As causas do mal natural...

Terremoto de Lisboa, de 1755
 
Neste capítulo, temos notado uma distinção importante entre dois tipos de mal em nossa experiência. 1) Existe o mal que procede de causas "naturais", não influenciadas por motivos e ações humanos. Exemplos seriam loucura, doença, fome, inundações, morte, e os universais conflitos e crueldades da vida animal. 2) Existe aquilo que parece vir da liberdade humana, e que pode ser incluído sob a categoria geral de "pecado". Vimos como a filosofia tendeu por explicar o pecado humano em termos nos quais achou útil compreender o mal naturale também o problema do desespero que tal abordagem originou. Também vimos como a teologia cristã tem visto o mau uso da liberdade como a forma mais básica de mal, e o insight na natureza humana bem como a esperança de redenção do ser humano que esta abordagem tem nutrido. De fato, o pensamento cristão tem sido tão cônscio da liberdade como fonte de todo mal que tem tentado explicar o mal natural como resultado do pecado: sofrimento, fraqueza e morte têm sido considerados como punições de Deus ao ato livre do pecado. Para os cristãos modernos, contudo, tal entendimento do mal natural não é mais convincente ou desejável. Dependência, fraqueza e mortalidade são, evidentemente, partes da estrutura da finitude para serem consideradas resultados do pecado. Em vez disto, elas devem ser consideradas produtos da criação de Deus e entendidas, na medida do possível, sob esta luz. Em segundo lugar, poucos cristãos contemporâneos podem conceber a Queda como um ato histórico passado de Adão, pelo qual Deus puniu a raça inteira. Suas concepções da história primeva e de Deus proíbem tal entendimento da Queda e seus efeitos.
 
Um entendimento cristão moderno do mal natural, portanto, deve buscar utilizar os métodos tanto da filosofia como da teologia. Primeiro de tudo, deve tentar descobrir aqueles aspectos da estrutura da criação de Deus que dão origem à sua potencialidade para a bondade e à possibilidade de sua tragédia.

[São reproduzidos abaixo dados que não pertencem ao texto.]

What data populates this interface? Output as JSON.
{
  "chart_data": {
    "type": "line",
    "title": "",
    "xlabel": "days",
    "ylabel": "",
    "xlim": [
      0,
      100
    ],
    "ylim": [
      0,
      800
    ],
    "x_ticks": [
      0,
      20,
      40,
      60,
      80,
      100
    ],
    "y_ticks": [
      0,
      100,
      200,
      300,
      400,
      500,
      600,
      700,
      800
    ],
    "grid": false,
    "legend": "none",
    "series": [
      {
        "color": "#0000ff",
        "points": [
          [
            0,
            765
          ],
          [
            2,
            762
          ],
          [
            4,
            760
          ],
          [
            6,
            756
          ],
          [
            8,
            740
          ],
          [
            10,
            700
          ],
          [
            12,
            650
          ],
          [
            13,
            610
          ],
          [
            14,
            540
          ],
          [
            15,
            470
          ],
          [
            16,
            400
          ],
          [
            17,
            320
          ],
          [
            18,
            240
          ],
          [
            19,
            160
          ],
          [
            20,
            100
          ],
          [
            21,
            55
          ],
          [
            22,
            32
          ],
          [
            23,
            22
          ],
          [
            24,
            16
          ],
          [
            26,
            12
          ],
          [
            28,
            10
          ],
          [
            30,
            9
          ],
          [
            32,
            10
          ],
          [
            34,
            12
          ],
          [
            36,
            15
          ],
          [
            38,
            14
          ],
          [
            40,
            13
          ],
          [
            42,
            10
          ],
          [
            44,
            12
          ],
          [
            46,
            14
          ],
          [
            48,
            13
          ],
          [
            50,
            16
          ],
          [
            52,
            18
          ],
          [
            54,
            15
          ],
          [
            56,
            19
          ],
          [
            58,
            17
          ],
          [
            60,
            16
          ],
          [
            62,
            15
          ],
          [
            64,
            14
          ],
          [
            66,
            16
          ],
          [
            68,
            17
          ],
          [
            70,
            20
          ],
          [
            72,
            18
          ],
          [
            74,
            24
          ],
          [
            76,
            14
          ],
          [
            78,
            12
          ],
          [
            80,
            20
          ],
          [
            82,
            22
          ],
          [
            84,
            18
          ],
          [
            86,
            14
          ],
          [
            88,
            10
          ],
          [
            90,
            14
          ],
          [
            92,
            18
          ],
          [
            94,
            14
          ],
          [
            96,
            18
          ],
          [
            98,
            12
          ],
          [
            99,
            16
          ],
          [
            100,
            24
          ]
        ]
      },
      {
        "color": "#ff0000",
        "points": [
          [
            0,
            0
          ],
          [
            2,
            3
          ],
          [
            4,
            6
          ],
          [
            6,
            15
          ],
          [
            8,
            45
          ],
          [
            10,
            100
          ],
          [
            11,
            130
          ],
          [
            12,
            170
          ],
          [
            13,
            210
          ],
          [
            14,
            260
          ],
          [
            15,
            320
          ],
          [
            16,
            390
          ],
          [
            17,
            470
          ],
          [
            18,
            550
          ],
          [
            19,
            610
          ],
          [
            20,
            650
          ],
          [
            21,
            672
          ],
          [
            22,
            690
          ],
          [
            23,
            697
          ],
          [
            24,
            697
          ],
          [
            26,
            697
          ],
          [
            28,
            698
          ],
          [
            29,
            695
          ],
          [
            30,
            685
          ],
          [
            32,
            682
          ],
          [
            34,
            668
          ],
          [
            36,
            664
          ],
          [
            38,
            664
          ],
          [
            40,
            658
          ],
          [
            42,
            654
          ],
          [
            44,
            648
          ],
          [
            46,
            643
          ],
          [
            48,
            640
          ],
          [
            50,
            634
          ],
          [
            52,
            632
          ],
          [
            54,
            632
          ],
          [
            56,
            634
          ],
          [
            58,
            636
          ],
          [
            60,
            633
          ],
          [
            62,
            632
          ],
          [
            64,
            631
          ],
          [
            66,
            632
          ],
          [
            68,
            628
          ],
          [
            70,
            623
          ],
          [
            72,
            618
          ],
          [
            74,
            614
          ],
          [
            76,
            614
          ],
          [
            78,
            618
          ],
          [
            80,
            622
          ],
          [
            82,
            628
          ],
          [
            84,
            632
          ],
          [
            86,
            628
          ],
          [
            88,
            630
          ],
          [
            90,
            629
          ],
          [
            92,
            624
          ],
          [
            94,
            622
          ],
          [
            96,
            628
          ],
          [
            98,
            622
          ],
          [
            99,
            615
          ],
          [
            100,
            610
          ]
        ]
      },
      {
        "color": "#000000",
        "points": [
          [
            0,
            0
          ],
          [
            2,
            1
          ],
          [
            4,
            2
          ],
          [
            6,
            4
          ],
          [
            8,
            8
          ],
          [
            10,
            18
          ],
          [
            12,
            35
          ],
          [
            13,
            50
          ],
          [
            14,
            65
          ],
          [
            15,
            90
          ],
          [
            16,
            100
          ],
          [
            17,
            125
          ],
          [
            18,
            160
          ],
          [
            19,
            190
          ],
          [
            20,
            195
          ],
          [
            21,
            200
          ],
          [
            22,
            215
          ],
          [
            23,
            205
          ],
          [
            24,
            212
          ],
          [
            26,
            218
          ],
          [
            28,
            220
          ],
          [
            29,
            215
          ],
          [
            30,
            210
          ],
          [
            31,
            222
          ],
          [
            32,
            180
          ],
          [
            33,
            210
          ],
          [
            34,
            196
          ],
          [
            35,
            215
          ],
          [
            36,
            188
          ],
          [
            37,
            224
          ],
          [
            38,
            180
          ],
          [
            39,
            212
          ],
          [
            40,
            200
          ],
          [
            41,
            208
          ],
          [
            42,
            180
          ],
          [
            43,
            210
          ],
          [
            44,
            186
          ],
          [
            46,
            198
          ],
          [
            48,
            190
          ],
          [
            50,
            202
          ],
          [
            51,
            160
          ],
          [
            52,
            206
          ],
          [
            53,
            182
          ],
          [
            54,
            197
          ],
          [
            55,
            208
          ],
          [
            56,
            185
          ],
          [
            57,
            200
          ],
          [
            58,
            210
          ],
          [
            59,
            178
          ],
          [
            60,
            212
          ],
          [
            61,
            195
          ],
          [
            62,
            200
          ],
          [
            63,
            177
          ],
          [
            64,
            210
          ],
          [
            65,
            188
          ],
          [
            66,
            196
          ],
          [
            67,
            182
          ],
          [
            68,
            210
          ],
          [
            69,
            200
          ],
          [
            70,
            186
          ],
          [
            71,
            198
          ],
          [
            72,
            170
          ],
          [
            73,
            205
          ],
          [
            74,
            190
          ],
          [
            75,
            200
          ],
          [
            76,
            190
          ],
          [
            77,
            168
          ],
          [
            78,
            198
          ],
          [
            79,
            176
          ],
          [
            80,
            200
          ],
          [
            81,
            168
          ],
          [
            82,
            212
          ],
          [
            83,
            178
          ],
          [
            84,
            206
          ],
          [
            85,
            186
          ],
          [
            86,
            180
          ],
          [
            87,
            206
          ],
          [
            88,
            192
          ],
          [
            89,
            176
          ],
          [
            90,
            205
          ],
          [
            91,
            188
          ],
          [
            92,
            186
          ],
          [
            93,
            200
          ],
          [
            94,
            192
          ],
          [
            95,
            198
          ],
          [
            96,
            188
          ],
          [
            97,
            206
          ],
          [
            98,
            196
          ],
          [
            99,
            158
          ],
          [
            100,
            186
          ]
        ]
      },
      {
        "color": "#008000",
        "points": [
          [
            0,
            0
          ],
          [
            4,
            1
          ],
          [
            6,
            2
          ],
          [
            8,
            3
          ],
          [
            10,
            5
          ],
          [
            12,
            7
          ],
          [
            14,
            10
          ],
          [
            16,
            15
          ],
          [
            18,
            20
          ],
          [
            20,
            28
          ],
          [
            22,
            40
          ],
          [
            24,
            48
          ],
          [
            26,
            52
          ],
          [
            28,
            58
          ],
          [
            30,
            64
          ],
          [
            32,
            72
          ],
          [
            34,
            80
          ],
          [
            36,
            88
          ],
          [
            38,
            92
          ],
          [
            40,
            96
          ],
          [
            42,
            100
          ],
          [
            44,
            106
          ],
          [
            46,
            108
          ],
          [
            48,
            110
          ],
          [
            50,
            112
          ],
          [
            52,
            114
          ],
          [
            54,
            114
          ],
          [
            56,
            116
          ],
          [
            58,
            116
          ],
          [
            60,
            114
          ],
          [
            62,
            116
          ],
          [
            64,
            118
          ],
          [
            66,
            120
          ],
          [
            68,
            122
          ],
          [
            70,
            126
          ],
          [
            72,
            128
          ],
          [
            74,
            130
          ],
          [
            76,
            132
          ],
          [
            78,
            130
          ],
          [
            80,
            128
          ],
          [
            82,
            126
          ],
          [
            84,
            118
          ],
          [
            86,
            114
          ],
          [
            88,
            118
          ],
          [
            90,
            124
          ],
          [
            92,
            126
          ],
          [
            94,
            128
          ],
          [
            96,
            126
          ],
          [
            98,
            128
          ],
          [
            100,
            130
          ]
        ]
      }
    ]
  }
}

Mas, em segundo lugar, só deve usar este método da filosofia de um modo que o entendimento cristão do pecado como resultado da liberdade não seja comprometido. Ao entender o mal natural como um resultado da criação em vez do pecado, o pensamento cristão não está, assim, reduzindo o poder e esperança de seu Evangelho. Pois o Evangelho nunca reivindicou erradicar o mal natural das vidas humanas: o que ele tem oferecido é a conquista do mal, e nesta vitória a erradicação do medo e da ausência de significado do mal natural. Vejamos, então, como o mal natural pode ser parcialmente entendido como surgindo da estrutura da boa criação de Deus.
 
Um dos importantes corolários da ideia cristã de criação é que os seres criados são, em sua estrutura essencial, dependentes e, contudo, reais. Desde que nenhuma criatura causa a si mesma, nenhuma delas pode, por si própria, permanecer independentemente de todo resto. Todas as criaturas são, portanto, partes dependentes do sistema de relações causais que é nosso mundo: toda criatura é dependente de criaturas além de si mesma para seu ser e para sua realização. Esta interdependência mútua de todas as criaturas é a base natural para os valores da vida humana. Não apenas nossa existência mesma, mas também as capacidades humanas para conhecimento, comunidade e mesmo para personalidade, surgem de nossas relações essenciais de dependência da natureza, da sociedade e daqueles aos quais amamos, e seriam inconcebíveis sem esta dependência original. Mas esta mesma interdependência de toda criação, que dá a cada ente a existência e faz do homem um "eu", faz com que cada criatura seja vulnerável a influências externas, às inseguranças da vida e, por fim, à destruição. A dependência contingente da vida criatural é a base tanto de seu poder criativo e bondade quanto de sua capacidade[1] para sofrer males naturais. Deus em Sua bondade tem, portanto, desejado a interdependência de todos os seres uns com os outros como a possibilidade de inteligibilidade e valor de suas vidas criaturais, mas Ele não necessariamente deseja todos os "maus" resultados do funcionamento desta interdependência mesma na natureza e história.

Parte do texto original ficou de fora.